Federico Cinà si racconta, il rapporto col papà Francesco
Il papà Francesco è l’allenatore di Federico ma oltre ad essere stato un tennista professionista del circuito ATP, ha allenato la campionessa Roberta Vinci. In realtà il tennis è proprio un affare di famiglia, visto che la mamma Susanna, negli anni ’90, ha gareggiato nel circuito WTA nel doppio. “Guardavo le partite da piccolo e sognavo di giocarle – ha dichiarato Cinà – oggi ci sto provando. Anzi, lo sto facendo con mio papà.
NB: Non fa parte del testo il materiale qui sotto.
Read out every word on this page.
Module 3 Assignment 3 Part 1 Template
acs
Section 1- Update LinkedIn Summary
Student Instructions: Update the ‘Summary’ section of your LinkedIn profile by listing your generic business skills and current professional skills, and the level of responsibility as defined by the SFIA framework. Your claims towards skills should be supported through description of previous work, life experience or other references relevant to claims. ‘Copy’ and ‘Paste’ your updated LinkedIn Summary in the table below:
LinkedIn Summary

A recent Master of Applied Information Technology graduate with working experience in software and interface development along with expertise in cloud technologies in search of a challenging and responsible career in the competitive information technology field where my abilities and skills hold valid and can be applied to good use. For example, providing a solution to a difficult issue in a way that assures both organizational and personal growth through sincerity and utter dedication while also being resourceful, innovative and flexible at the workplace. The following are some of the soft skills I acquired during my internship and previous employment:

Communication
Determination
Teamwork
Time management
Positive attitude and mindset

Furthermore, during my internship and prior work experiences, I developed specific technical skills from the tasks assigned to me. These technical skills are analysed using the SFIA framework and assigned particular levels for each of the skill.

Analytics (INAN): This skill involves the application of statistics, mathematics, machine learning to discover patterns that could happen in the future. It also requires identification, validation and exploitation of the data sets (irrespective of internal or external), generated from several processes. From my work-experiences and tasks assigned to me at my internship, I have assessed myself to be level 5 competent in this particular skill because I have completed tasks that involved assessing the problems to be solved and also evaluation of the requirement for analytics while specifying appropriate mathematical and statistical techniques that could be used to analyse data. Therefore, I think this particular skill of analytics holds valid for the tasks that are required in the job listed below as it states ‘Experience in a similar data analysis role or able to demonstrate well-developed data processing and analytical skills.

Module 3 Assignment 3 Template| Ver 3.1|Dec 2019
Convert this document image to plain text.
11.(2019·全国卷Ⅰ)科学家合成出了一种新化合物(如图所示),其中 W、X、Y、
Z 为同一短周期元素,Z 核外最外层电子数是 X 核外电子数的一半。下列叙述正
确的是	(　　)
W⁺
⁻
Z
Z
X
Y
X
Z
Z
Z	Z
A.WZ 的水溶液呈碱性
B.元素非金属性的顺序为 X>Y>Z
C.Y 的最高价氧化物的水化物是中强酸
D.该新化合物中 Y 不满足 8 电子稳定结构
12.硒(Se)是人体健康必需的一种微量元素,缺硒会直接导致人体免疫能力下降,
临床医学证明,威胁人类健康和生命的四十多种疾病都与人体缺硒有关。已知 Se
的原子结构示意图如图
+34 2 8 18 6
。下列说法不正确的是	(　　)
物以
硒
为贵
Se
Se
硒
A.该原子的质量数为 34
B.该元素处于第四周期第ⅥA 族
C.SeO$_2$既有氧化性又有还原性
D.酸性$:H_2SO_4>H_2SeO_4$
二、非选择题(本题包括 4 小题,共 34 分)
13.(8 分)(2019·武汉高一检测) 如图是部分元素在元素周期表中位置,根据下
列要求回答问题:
In campo, essendo il mio maestro, è un po’ più duro ma nella vita quotidiana è decisamente più permissivo. Abbiamo il classico rapporto padre-figlio, cerchiamo di parlare d’altro al di fuori degli allenamenti”.
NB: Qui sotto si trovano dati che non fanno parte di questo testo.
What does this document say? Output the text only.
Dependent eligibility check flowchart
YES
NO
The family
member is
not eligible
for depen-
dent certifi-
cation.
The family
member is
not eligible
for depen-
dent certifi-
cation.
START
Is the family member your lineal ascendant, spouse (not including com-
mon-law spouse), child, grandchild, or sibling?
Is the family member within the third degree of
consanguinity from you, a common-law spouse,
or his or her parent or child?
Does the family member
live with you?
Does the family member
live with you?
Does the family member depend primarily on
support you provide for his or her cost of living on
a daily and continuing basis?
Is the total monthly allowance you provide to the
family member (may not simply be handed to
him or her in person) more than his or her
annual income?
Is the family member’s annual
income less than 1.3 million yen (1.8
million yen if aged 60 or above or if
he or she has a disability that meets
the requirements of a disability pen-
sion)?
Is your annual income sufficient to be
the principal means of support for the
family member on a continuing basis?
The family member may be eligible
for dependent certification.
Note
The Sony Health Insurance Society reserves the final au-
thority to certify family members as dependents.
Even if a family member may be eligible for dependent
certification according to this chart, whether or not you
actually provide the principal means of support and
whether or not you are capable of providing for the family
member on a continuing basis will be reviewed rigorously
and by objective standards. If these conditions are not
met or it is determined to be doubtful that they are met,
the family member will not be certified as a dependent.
L’idolo di Cinà è Novak Djokovic: Nole, per il prodigio palermitano, è un’autentica fonte di ispirazione. “Mi ispiro a Djokovic, ho avuto modo di incontrarlo ma non di conoscerlo. Mi piacerebbe molto”.
Federico Cinà si racconta, tra prime vittorie e riti propiziatori
Il 2025 è stato l’anno dei primi successi, nel 2026 il tennista palermitano punta a ritagliarsi un piccolo spazio nel circuito. “La prima vittoria in ATP, a Miami, è stata una grande emozione. Un po’ inaspettata dato che non avevo mai giocato in un torneo di questa categoria. Poi è stato bello giocare a Roma, in casa, in un Master 1000. Nel 2025 ho scalato il ranking, voglio continuare in questo anno ad allenarmi al massimo e togliermi altre soddisfazioni. Non ho un rito fisso prima delle gare ma in qualche torneo mi è capito di sperimentare un routine. A Pune, ad esempio, ogni giorno ascoltavo la stessa playlist nel tragitto verso il campo. Sono un amante del rap italiano, mi piace Sfera Ebbasta”.
Viaggi intercontinentali frequenti ma la Sicilia rimane la meta preferita
La vita del tennista è fatta di viaggi continui, per partecipare ai vari tornei internazionali. “Più viaggi più diventa un’abitudine – ha spiegato Cinà – soprattutto se lo fai per inseguire una passione. Lo scorso anno mi sono innamorato di New York, giocando gli Us Open. Avrei voluto fermarmi per qualche giorno ma non abbiamo molto tempo. In alcuni luoghi magari si fa maggiore fatica ad ambientarsi: in India, ad esempio, ho trovato un mondo diverso. Dal cibo alla cultura: ho avuto anche una disavventura, legata ad una intossicazione alimentare che ha messo a rischio il torneo. Fortunatamente l’ho superata e ho anche vinto. Cerco di tornare in Sicilia almeno una volta al mese, mi mancano le persone. Papà è sempre con me, mamma viene a vedermi in qualche torneo, mia sorella Giulia invece vive a Roma. I miei nonni – conclude – quando rientro mi fanno trovare sempre i dolci a tavola perchè sanno che non riesco a rinunciarci. E’ sempre bello ritrovare parenti e amici”.